目前该波段激光器主要采用半导体或氙灯直接泵浦Er3+或者Pr3+离子激活的增益介质实现,但由于Er3+与Pr3+离子的吸收效率低,直接泵浦这两种激活离子产生的激光功率与效率也较低,且波长单一,难以满足众多设备对高功率多波长的需求。同时该波段激光难以寻找到合适的调Q元器件,较难实现高峰值功率的短脉冲激光。因此拓展该波段的激光技术并实现大功率的激光是目前该领域的主要发展方向。
发明内容
为了解决传统的2.7-2.9μm中红外激光技术存在的问题,本申请提供了一种以Tm激光作为基频光,KGW晶体作为拉曼增益介质,采用拉曼受激散射技术,从而实现~2750nm与~2860nm双波长中红外激光的技术方案。
具体而言,根据本申请的一个方面,提供了一种双波长红外激光器,包括泵浦源,同时激光依次经过激光谐振腔、用于对输出激光进行聚焦的聚焦透镜、拉曼谐振腔;
所述拉曼谐振腔包括拉曼输入镜、拉曼输出镜和放置于其间的磁场发生器、YIG晶体和KGW晶体。
YIG晶体9具有一定厚度,通过外加磁场可以使得通过该晶体的基频光偏振偏转90°,本申请中用于将单偏振基频光转换成正交双偏振激光。
再在YIG晶体前面放置KGW晶体,基频光通过拉曼介质实现一阶斯托克顿的拉曼激光输出。

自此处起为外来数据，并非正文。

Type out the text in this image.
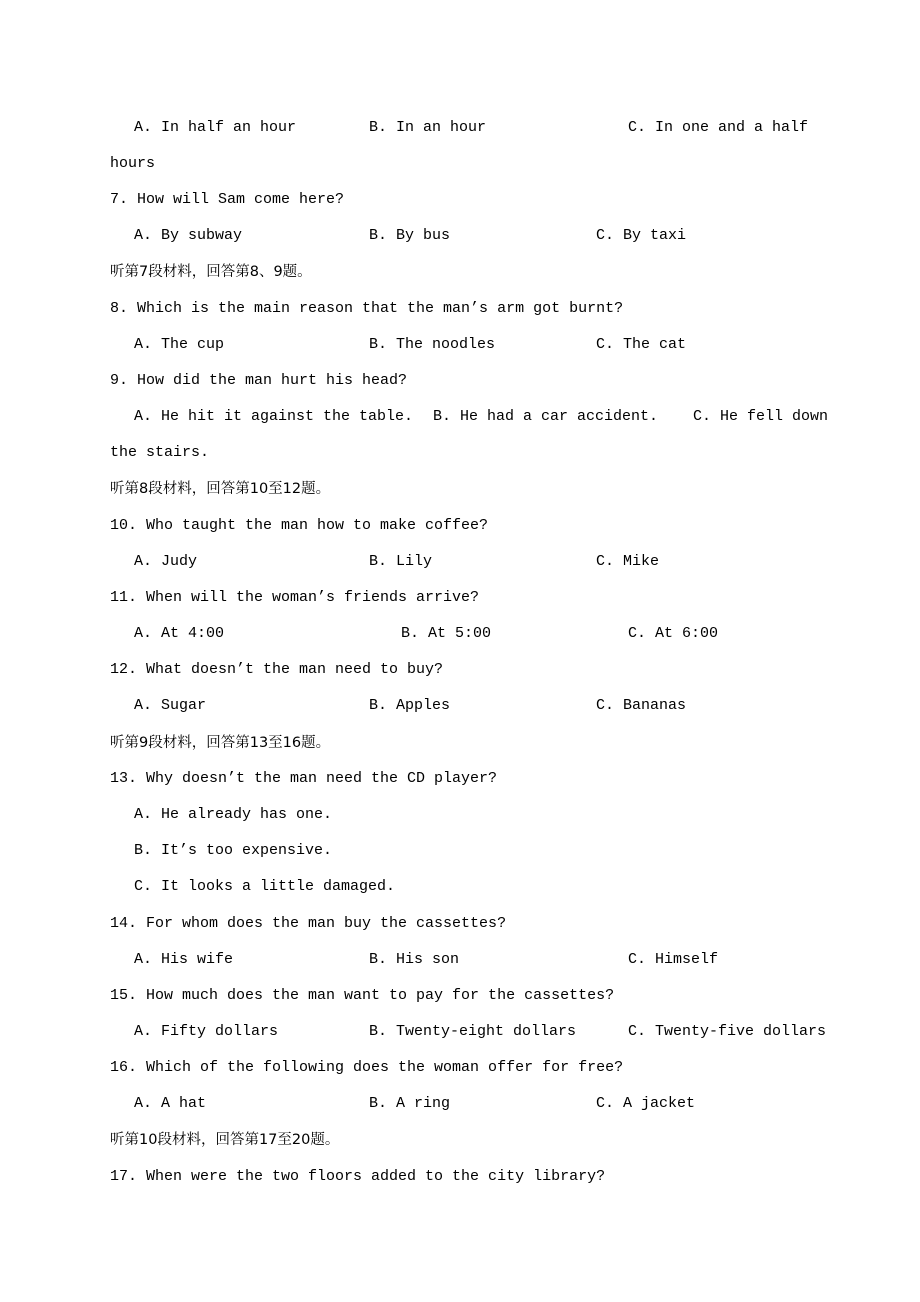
A. In half an hour	B. In an hour	C. In one and a half
hours
7. How will Sam come here?
A. By subway	B. By bus	C. By taxi
听第7段材料，回答第8、9题。
8. Which is the main reason that the man’s arm got burnt?
A. The cup	B. The noodles	C. The cat
9. How did the man hurt his head?
A. He hit it against the table. B. He had a car accident. C. He fell down
the stairs.
听第8段材料，回答第10至12题。
10. Who taught the man how to make coffee?
A. Judy	B. Lily	C. Mike
11. When will the woman’s friends arrive?
A. At 4:00	B. At 5:00	C. At 6:00
12. What doesn’t the man need to buy?
A. Sugar	B. Apples	C. Bananas
听第9段材料，回答第13至16题。
13. Why doesn’t the man need the CD player?
A. He already has one.
B. It’s too expensive.
C. It looks a little damaged.
14. For whom does the man buy the cassettes?
A. His wife	B. His son	C. Himself
15. How much does the man want to pay for the cassettes?
A. Fifty dollars	B. Twenty-eight dollars	C. Twenty-five dollars
16. Which of the following does the woman offer for free?
A. A hat	B. A ring	C. A jacket
听第10段材料，回答第17至20题。
17. When were the two floors added to the city library?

可选的,所述激光谐振腔包括依次放置的激光输入镜、激光增益介质、调Q元件、激光输出镜。
调Q元件用于产生短脉冲激光。
可选的,所述激光增益介质选用Tm掺杂YAP晶体或者Tm掺杂YVO4晶体。
可选的,所述泵浦源放置在所述激光谐振腔内。
可选的,所述泵浦源与所述激光谐振腔间还设置有光束耦合部。
可选的,所述调Q元件选用电光、声光或者被动调Q元件。
可选的,所述泵浦源选用半导体激光器。
可选的,所述晶体采用通冷却水的铜块或者采用TEC制冷。
可选的,所述激光器中基频光的输出激光波长为~2275nm,拉曼光的输出激光波长为~2750nm。
本申请能产生的有益效果包括:
本申请所提供的一种双波长红外激光器,采用受激拉曼增益技术,通过传统的中红外激光通过拉曼增益,从而实现波长更长的中红外激光。通过该技术实现的中红外波段激光技术具有输出功率较高、牢固耐用、转换效率高、稳定性强、光束质量好等优点,非常适合于市场化推广应用。
附图说明
图1为本申请实施例1中提供的调Q激光器的结构示意图;
图2为本申请实施例2中提供的调Q激光器的结构示意图。
部件和附图标记列表:
1、泵浦源;2、光束耦合部;3、激光输入镜;4、激光增益介质;5、调Q元件;6、激光输出镜;7、聚焦透镜;8、拉曼输入镜;9、YIG晶体;10、KGW晶体;11、拉曼输出镜;12、磁场发生器。
具体实施方式
下面结合实施例详述本申请,但本申请并不局限于这些实施例。
实施例1
如图1所示,本实施例为采用端面泵浦模式的双波长红外激光器,包括泵浦源1,同时激光依次经过激光谐振腔、用于对输出激光进行聚焦的聚焦透镜7、拉曼谐振腔;
所示泵浦源1设置在所述激光谐振腔内;
所述泵浦源1选用半导体激光器。
所述激光谐振腔包括依次放置的激光输入镜3、激光增益介质4、用于产生短脉冲激光的调Q元件5、激光输出镜6。
所述激光增益介质4选用Tm掺杂YAP晶体或者Tm掺杂YVO4晶体。
所述拉曼谐振腔包括拉曼输入镜8、拉曼输出镜11和放置于其间的磁场发生器12、YIG晶体9和KGW晶体10。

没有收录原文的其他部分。